One jewel from that former category, Not Checking Up, arrived previously on a Devendra Banhart-curated compilation. It’s louder here, though, the levels reinforcing the delicate interplay between Russell’s cello (which moves with the ubiquity and unsteadiness of ner vous breath) and his beautifully mumbled melody. The song sounds like an act of self-care, a break taken for just hanging out alone. Russell swings sweetly over an electronic gyration and pizzicato pulses on In The Light Of A Miracle, an aubade for the wonder of what’s coming next. Russell harmonises with his cello as it coils into something like a string quartet – joyous and stirring, like the sun leaping over snow-capped peaks.

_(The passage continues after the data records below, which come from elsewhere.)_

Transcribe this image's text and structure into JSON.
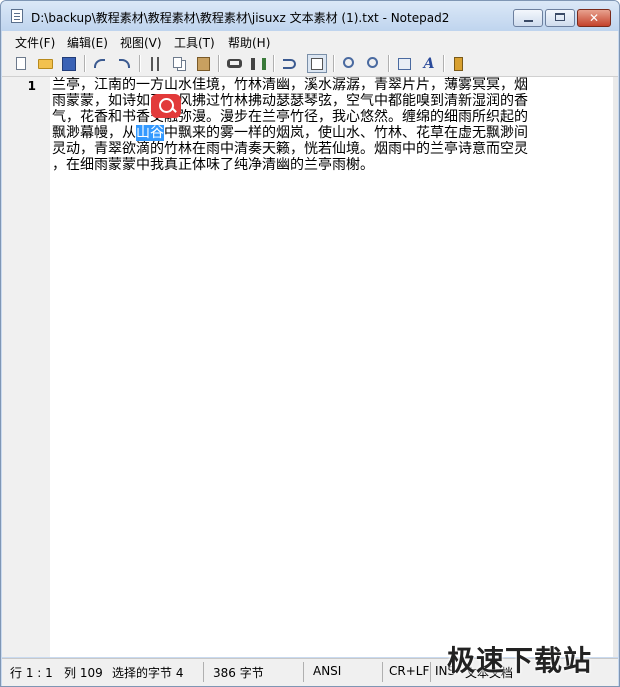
{
  "window": {
    "title": "D:\\backup\\教程素材\\教程素材\\教程素材\\jisuxz 文本素材 (1).txt - Notepad2",
    "close_glyph": "✕"
  },
  "menu": {
    "items": [
      {
        "label": "文件(F)"
      },
      {
        "label": "编辑(E)"
      },
      {
        "label": "视图(V)"
      },
      {
        "label": "工具(T)"
      },
      {
        "label": "帮助(H)"
      }
    ]
  },
  "toolbar": {
    "buttons": [
      {
        "icon": "new-file-icon"
      },
      {
        "icon": "open-folder-icon"
      },
      {
        "icon": "save-icon"
      },
      {
        "icon": "undo-icon"
      },
      {
        "icon": "redo-icon"
      },
      {
        "icon": "cut-icon"
      },
      {
        "icon": "copy-icon"
      },
      {
        "icon": "paste-icon"
      },
      {
        "icon": "find-icon"
      },
      {
        "icon": "replace-icon"
      },
      {
        "icon": "word-wrap-icon"
      },
      {
        "icon": "show-whitespace-icon",
        "active": true
      },
      {
        "icon": "zoom-in-icon"
      },
      {
        "icon": "zoom-out-icon"
      },
      {
        "icon": "settings-icon"
      },
      {
        "icon": "font-icon"
      },
      {
        "icon": "exit-icon"
      }
    ]
  },
  "editor": {
    "line_number": "1",
    "lines": [
      {
        "text": "兰亭，江南的一方山水佳境，竹林清幽，溪水潺潺，青翠片片，薄雾冥冥，烟"
      },
      {
        "text": "雨蒙蒙，如诗如画。风拂过竹林拂动瑟瑟琴弦，空气中都能嗅到清新湿润的香"
      },
      {
        "text": "气，花香和书香交融弥漫。漫步在兰亭竹径，我心悠然。缠绵的细雨所织起的"
      },
      {
        "before": "飘渺幕幔，从",
        "selected": "山谷",
        "after": "中飘来的雾一样的烟岚，使山水、竹林、花草在虚无飘渺间"
      },
      {
        "text": "灵动，青翠欲滴的竹林在雨中清奏天籁，恍若仙境。烟雨中的兰亭诗意而空灵"
      },
      {
        "text": "，在细雨蒙蒙中我真正体味了纯净清幽的兰亭雨榭。"
      }
    ]
  },
  "status": {
    "position": "行 1 : 1",
    "column": "列 109",
    "selection": "选择的字节 4",
    "size": "386 字节",
    "encoding": "ANSI",
    "line_ending": "CR+LF",
    "ins": "INS",
    "doc_type": "文本文档"
  },
  "watermark": {
    "text": "极速下载站"
  },
  "colors": {
    "selection": "#3399ff",
    "badge": "#e23a3a"
  }
}
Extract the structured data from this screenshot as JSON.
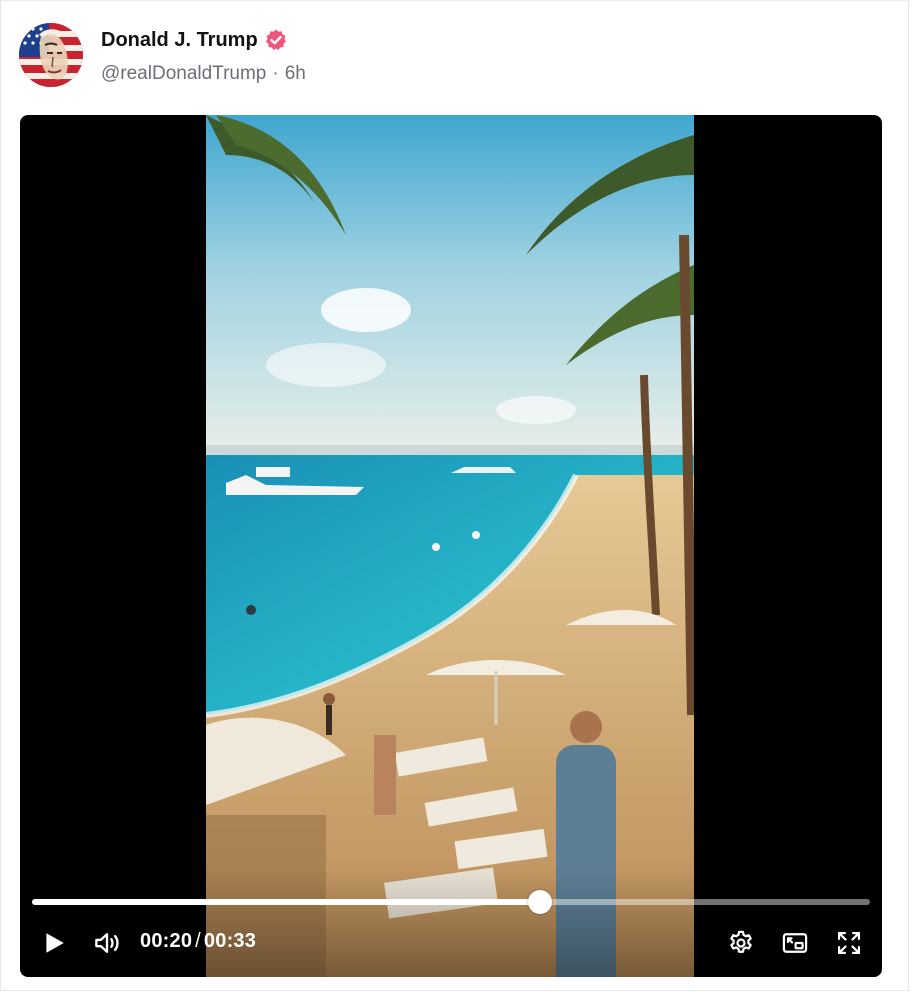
{
  "post": {
    "author": {
      "display_name": "Donald J. Trump",
      "handle": "@realDonaldTrump",
      "separator": "·",
      "time_ago": "6h",
      "verified": true,
      "verified_color": "#f0557e"
    }
  },
  "video": {
    "current_time": "00:20",
    "duration": "00:33",
    "time_separator": "/",
    "progress_fraction": 0.606,
    "state": "paused",
    "icons": {
      "play": "play-icon",
      "volume": "volume-icon",
      "settings": "gear-icon",
      "pip": "picture-in-picture-icon",
      "fullscreen": "fullscreen-icon"
    }
  }
}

But it’s the instrumentals that are perhaps most rapturous here. During a triptych of numbered pieces titled Fuzzbuster, Russell tangles with simple loops, his cello sometimes smearing over serialised guitar and keys like melted butter and sometimes squaring up to them in musical fisticuffs. During the eight-minute title track, Russell sounds like the lost comrade of Tony Conrad and John Cale. His cello hisses, growls, and groans, sparks flying from the long tones like a welder battling some impenetrable beam.
Exactly what kind of rabbit is this, captured in playing suited for Metal
Machine Music? A similar question emerges as Russell’s discography expands, complicating a picture that only gets more nuanced and curious with time. Even Russell’s most intimate recordings could make him feel like a phantom; as the details are filled in, the phantom expands.